The third of my favorite summer ‘007 films, Superbad, is arriving as a “2-Disc Unrated Extended Edition” this coming Tuesday, with too many special features for its own good. The best of the many extras are the ones which share the raunchy, soft-centered, spirit of the film itself. The ones I could’ve done without are the ones which feign outrage, anger, or disgust.
This “unrated” DVD edition allowed director Greg Mottola to return the trims he originally needed to satisfy the ratings board’s “R”. So the unrated Superbad is about four minutes longer, with some gestures and expletives returned to their original positions of glory. Naturally this film — along with the growing oeuvre of producer/writer/director Judd Apatow’s Apatow Company (The 40 Year Old Virgin, Talladega Nights, Knocked Up, Walk Hard, etc.) — has plenty to play with, since all his movies use their garrulous scripts as a jumping off point for their casts of expert improv-ers. That allows the filmmakers to cherry pick their favorite, funniest, takes, and leave the rest for the DVD extras.

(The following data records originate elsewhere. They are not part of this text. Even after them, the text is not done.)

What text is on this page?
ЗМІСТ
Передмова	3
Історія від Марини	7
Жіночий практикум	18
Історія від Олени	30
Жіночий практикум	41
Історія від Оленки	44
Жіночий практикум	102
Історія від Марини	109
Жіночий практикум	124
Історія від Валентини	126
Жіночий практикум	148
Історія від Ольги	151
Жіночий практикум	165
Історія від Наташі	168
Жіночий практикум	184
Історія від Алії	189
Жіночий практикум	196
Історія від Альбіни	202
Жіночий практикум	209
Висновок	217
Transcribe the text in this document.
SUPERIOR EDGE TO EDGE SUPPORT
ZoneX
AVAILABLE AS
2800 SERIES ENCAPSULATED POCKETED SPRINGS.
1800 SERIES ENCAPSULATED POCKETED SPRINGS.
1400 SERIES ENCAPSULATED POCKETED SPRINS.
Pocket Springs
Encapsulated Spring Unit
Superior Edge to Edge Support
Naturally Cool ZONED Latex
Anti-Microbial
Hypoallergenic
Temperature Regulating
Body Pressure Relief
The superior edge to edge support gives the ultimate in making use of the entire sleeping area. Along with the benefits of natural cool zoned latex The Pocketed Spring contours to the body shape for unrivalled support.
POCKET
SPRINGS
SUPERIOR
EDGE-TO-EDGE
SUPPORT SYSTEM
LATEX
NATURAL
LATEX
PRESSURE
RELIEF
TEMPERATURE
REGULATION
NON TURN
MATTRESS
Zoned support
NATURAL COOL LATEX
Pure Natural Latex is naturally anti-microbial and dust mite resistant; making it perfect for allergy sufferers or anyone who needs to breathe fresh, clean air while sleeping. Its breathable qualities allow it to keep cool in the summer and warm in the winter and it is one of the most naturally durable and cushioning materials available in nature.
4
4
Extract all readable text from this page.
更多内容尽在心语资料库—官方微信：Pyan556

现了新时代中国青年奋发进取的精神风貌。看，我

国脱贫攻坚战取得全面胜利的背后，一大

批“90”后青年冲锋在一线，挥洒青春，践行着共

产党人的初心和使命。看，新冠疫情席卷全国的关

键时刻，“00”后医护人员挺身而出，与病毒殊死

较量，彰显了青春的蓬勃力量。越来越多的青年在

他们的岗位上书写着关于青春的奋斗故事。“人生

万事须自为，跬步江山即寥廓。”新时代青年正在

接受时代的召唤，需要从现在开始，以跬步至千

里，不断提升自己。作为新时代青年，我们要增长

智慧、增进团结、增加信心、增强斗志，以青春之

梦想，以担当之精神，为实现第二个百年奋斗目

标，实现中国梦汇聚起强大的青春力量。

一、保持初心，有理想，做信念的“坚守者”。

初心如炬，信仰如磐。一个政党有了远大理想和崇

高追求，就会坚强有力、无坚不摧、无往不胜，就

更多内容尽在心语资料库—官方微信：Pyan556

So, in addition to some deleted and extended scenes, there’s also a legitimately funny gag reel, followed by what they’re calling a “Line-O-Rama” – which shows the various, different, improvised retorts the actors used on subsequent takes of the same scene. The first of admittedly interesting, although totally superfluous, features, is “Cop Car Confessions,” where the filmmakers put a variety of guest stars (from Saturday Night Live, The Office, Live Free or Die Hard, and the Upright Citizen’s Brigade, among others) in the back seat of a police cruiser driven by Superbad’s cop characters (co-writer/producer Seth Rogan and SNL’s Bill Hader) and let everybody riff.